As individual points out, many jobs are now requiring of Degrees when it really is not necessary.

I have two journalist friends now in their late 50s who entered into newspapers from the floor up, one as a cadet requiring good marks in Yr 12 especially for English and the other as a copy boy. Now we have Communications Degrees for aspiring journos and PR people but it has done little to increase the standards of reporting.

Getting a Degree is not essential but the way education is being forced into business models before long a Degree will be needed for many jobs which do not require that level of education. And please note education is very different to intelligence or smarts.

Simply put I think it is about horses for courses ('scuse the cliche') - pushing everything into a tertiary model only devalues higher education and devalues anything that remains in the non-tertiary sector IMO.

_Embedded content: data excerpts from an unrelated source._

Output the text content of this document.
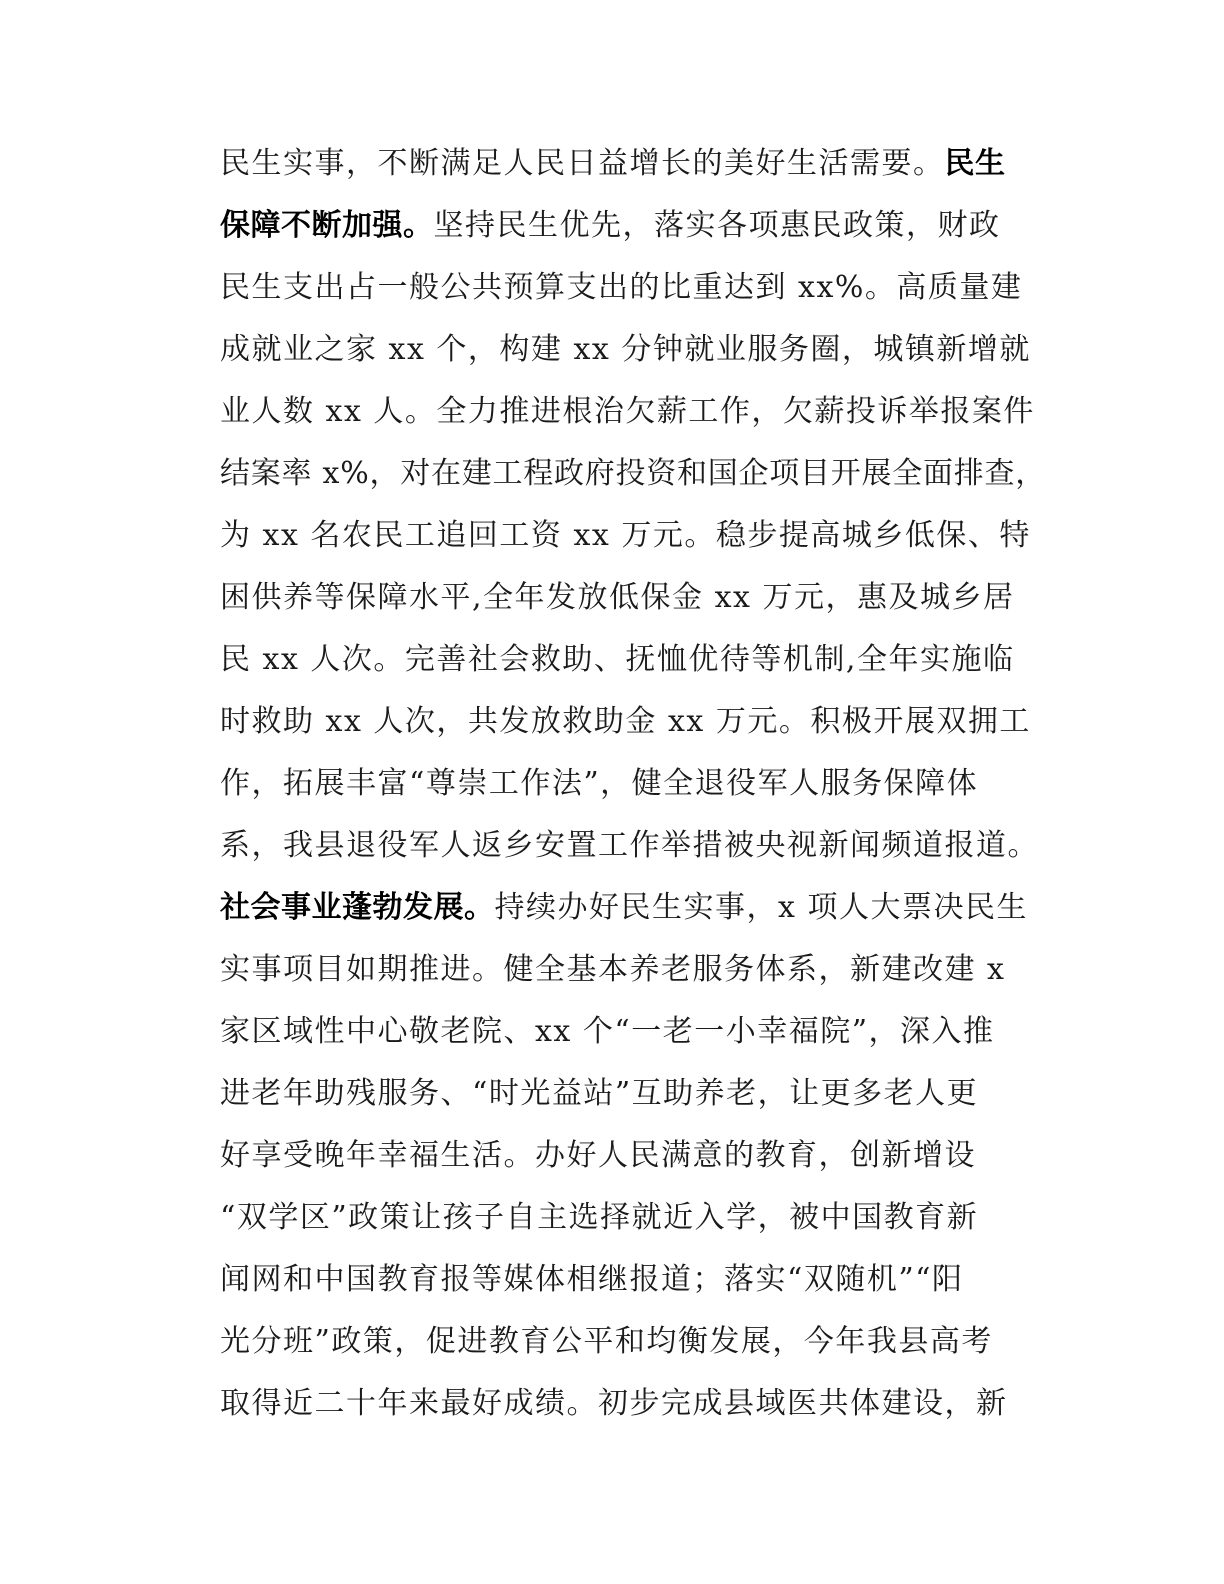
民生实事，不断满足人民日益增长的美好生活需要。民生
保障不断加强。坚持民生优先，落实各项惠民政策，财政
民生支出占一般公共预算支出的比重达到 xx%。高质量建
成就业之家 xx 个，构建 xx 分钟就业服务圈，城镇新增就
业人数 xx 人。全力推进根治欠薪工作，欠薪投诉举报案件
结案率 x%，对在建工程政府投资和国企项目开展全面排查，
为 xx 名农民工追回工资 xx 万元。稳步提高城乡低保、特
困供养等保障水平,全年发放低保金 xx 万元，惠及城乡居
民 xx 人次。完善社会救助、抚恤优待等机制,全年实施临
时救助 xx 人次，共发放救助金 xx 万元。积极开展双拥工
作，拓展丰富“尊崇工作法”，健全退役军人服务保障体
系，我县退役军人返乡安置工作举措被央视新闻频道报道。
社会事业蓬勃发展。持续办好民生实事，x 项人大票决民生
实事项目如期推进。健全基本养老服务体系，新建改建 x
家区域性中心敬老院、xx 个“一老一小幸福院”，深入推
进老年助残服务、“时光益站”互助养老，让更多老人更
好享受晚年幸福生活。办好人民满意的教育，创新增设
“双学区”政策让孩子自主选择就近入学，被中国教育新
闻网和中国教育报等媒体相继报道；落实“双随机”“阳
光分班”政策，促进教育公平和均衡发展，今年我县高考
取得近二十年来最好成绩。初步完成县域医共体建设，新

I understand that some jobs evolve over time. Nursing is probably one area that moved from work based training to university, due to advances in medical technology and research, but even in that sphere I wonder if a more clinical approach would be best.

Getting back to gender, I think statistics don't tell the whole story and people/groups may manipulate the statistics to their own end. For example there are more women in the Commonwealth APS now than men (only by a few percent) but there are more men represented in senior roles, while more women sit in middle management or lower end roles. So on the face of it some people might say the workforce is 'feminised' but is it really based on the full facts?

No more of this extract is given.